At a different time and in a different place, perhaps with an ambulance on call, he could afford a state of shock induced by pain, fear and blood loss. In those minutes of delirious peace he could mentally edit the movie of his life and give it meaningful drama leading up to the impending tragic denouement.
Aware of the proximity of this deadly state of shock the hairdresser counter-attacked by falling forward and pushing his thumbs into the soggy eye sockets of his assailant. He smelled sun-baked road-kill as yellow eye-snot squirted onto his palms. No sounds of protest came from the beast: it did not release its grip.
Both parties pulled back their torsos as if to re-evaluate their battle plan and in the momentary deadlock he searched for another strategy and his hand reached farther and found what it had been grasping for − a rock, smaller than he wanted, barely palm sized. It crashed against his vile opponent's skull and nothing happened, nothing at all. Pounding a tree would have produced more tangible results. He did it again and the beast, apparently blind, but not unconscious
as it should have been, thrust its head forward with jaw snapping. Again the granite chunk met the patchy hair of Barbra’s wretched head: the skull cracked and thick black fluid dribbled out. Fighting for his life, Reynolds whacked the skull again and again while the mouth bit randomly in his general direction and the bony hands searched for something better than leg bone. On the eighth whack the head snapped sideways on its pustular neck and the thing toppled backwards into its grave. Dead, thought Reynolds.
The joy of survival diminished as he contemplated hobbling around his hair salon on one leg and never being able to father children or receive pleasure from a bedmate. Why bother living, he wondered as his teeth pulled on the end of his belt while his elbows found purchase on the ground. Instinctively he urged his body out of the hole and defeatist thoughts vanished. Should he stand up and hop for help, he contemplated, or would crawling be a better strategy. His leg looked like it had dangled in a pond of piranha. His dilemma found resolution when a spidery hand clamped onto his good foot and the cockeyed head, with a well-aimed bite, removed his toes. Undeterred by this minor setback Ramon bent forward and pounded the grasping hands with his rock until they became a pair of useless pancakes. Blood fled from his new wound so he ripped out the lace from the shoe with the missing toe and tied it around his ankle. Then he yanked off his Grateful Dead T-shirt and stuffed it into the gaping hole in the crotch of his pants.

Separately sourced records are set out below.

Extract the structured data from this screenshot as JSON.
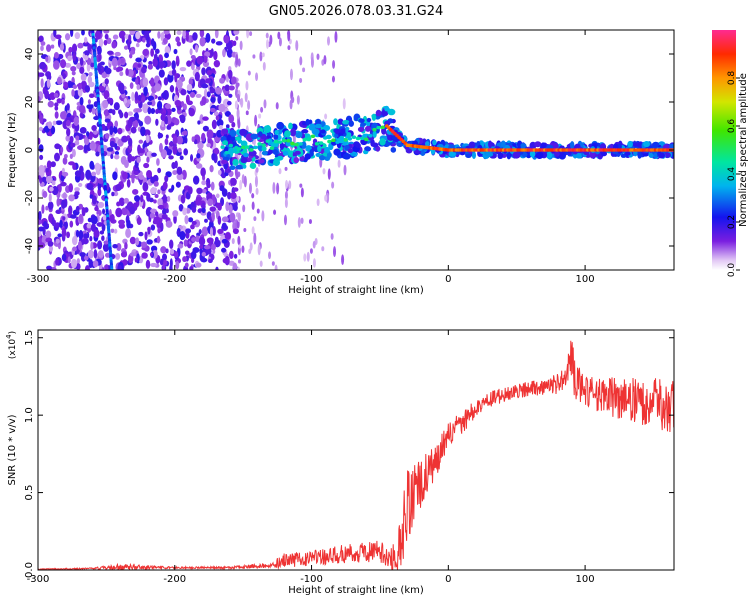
{
  "figure_title": "GN05.2026.078.03.31.G24",
  "colorbar": {
    "label": "Normalized spectral amplitude",
    "ticks": [
      "0.0",
      "0.2",
      "0.4",
      "0.6",
      "0.8"
    ],
    "tick_values": [
      0.0,
      0.2,
      0.4,
      0.6,
      0.8
    ],
    "range": [
      0,
      1
    ]
  },
  "chart_data": [
    {
      "type": "heatmap",
      "title": "",
      "xlabel": "Height of straight line (km)",
      "ylabel": "Frequency (Hz)",
      "xlim": [
        -300,
        165
      ],
      "ylim": [
        -50,
        50
      ],
      "xticks": [
        -300,
        -200,
        -100,
        0,
        100
      ],
      "xtick_labels": [
        "-300",
        "-200",
        "-100",
        "0",
        "100"
      ],
      "yticks": [
        -40,
        -20,
        0,
        20,
        40
      ],
      "ytick_labels": [
        "-40",
        "-20",
        "0",
        "20",
        "40"
      ],
      "features": [
        {
          "name": "scattered noise",
          "x_range": [
            -300,
            -155
          ],
          "amplitude": 0.15
        },
        {
          "name": "diagonal streak",
          "x": [
            -260,
            -246
          ],
          "y": [
            50,
            -50
          ],
          "amplitude": 0.2
        },
        {
          "name": "tail ridge",
          "x": [
            -165,
            -60,
            -45,
            -30,
            0,
            165
          ],
          "y": [
            0,
            6,
            10,
            2,
            0,
            0
          ],
          "amplitude": 0.95
        }
      ]
    },
    {
      "type": "line",
      "title": "",
      "xlabel": "Height of straight line (km)",
      "ylabel": "SNR (10 * v/v)",
      "multiplier": "(x10",
      "multiplier_exp": "4",
      "multiplier_close": ")",
      "xlim": [
        -300,
        165
      ],
      "ylim": [
        0,
        1.55
      ],
      "xticks": [
        -300,
        -200,
        -100,
        0,
        100
      ],
      "xtick_labels": [
        "-300",
        "-200",
        "-100",
        "0",
        "100"
      ],
      "yticks": [
        0.0,
        0.5,
        1.0,
        1.5
      ],
      "ytick_labels": [
        "0.0",
        "0.5",
        "1.0",
        "1.5"
      ],
      "series": [
        {
          "name": "SNR",
          "color": "#ee3333",
          "x": [
            -300,
            -260,
            -240,
            -200,
            -160,
            -130,
            -120,
            -100,
            -80,
            -60,
            -50,
            -45,
            -40,
            -35,
            -30,
            -25,
            -20,
            -15,
            -10,
            -5,
            0,
            10,
            20,
            30,
            50,
            70,
            85,
            90,
            95,
            100,
            110,
            130,
            150,
            165
          ],
          "y": [
            0.005,
            0.01,
            0.02,
            0.015,
            0.015,
            0.03,
            0.06,
            0.08,
            0.1,
            0.12,
            0.12,
            0.08,
            0.07,
            0.2,
            0.4,
            0.5,
            0.55,
            0.62,
            0.68,
            0.78,
            0.88,
            0.95,
            1.05,
            1.1,
            1.16,
            1.18,
            1.22,
            1.3,
            1.2,
            1.16,
            1.13,
            1.1,
            1.08,
            1.05
          ],
          "noise": [
            0.003,
            0.005,
            0.02,
            0.005,
            0.008,
            0.015,
            0.05,
            0.05,
            0.06,
            0.07,
            0.08,
            0.06,
            0.1,
            0.2,
            0.25,
            0.2,
            0.18,
            0.14,
            0.12,
            0.1,
            0.09,
            0.08,
            0.06,
            0.05,
            0.05,
            0.05,
            0.08,
            0.2,
            0.12,
            0.1,
            0.12,
            0.14,
            0.16,
            0.18
          ]
        }
      ]
    }
  ]
}
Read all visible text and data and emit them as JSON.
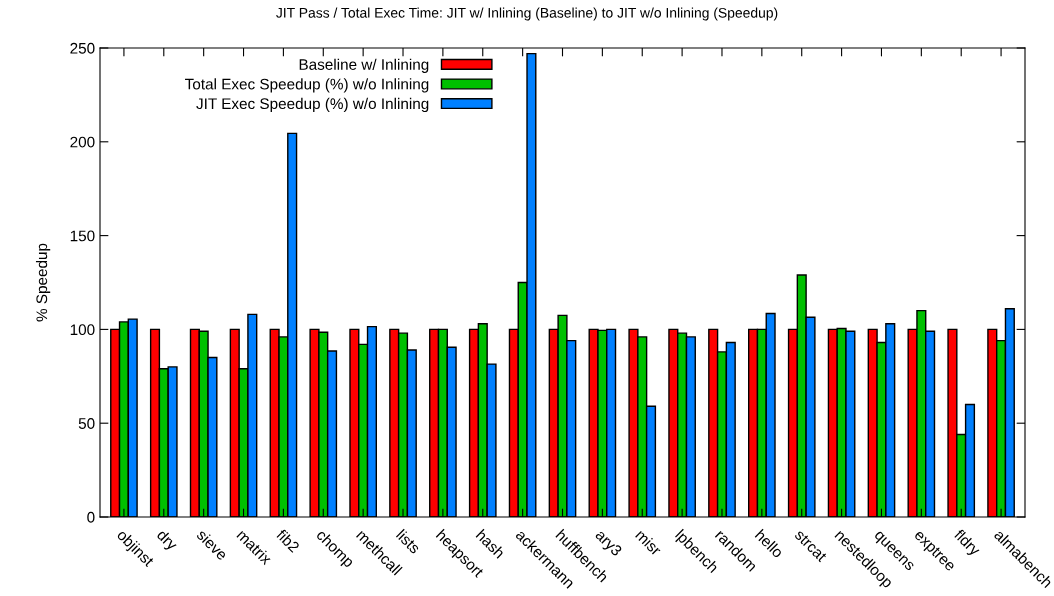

Crawling commando-style on elbows, Reynolds scrabbled down a steep slope, praying he could get to the road that wound along the bottom of the hillside a mere 50 yards ahead, before death made its call. At an embankment above the road consciousness vanished. His last effort of supreme will was to push himself down the hill. On the descent he hit a rock, knocking out his front teeth and breaking his nose, but he was spared the additional pain because of unconsciousness. Rebounding downwards he encountered a tree, whacked his skull, lost a patch of hair and mercifully came to rest at road's edge.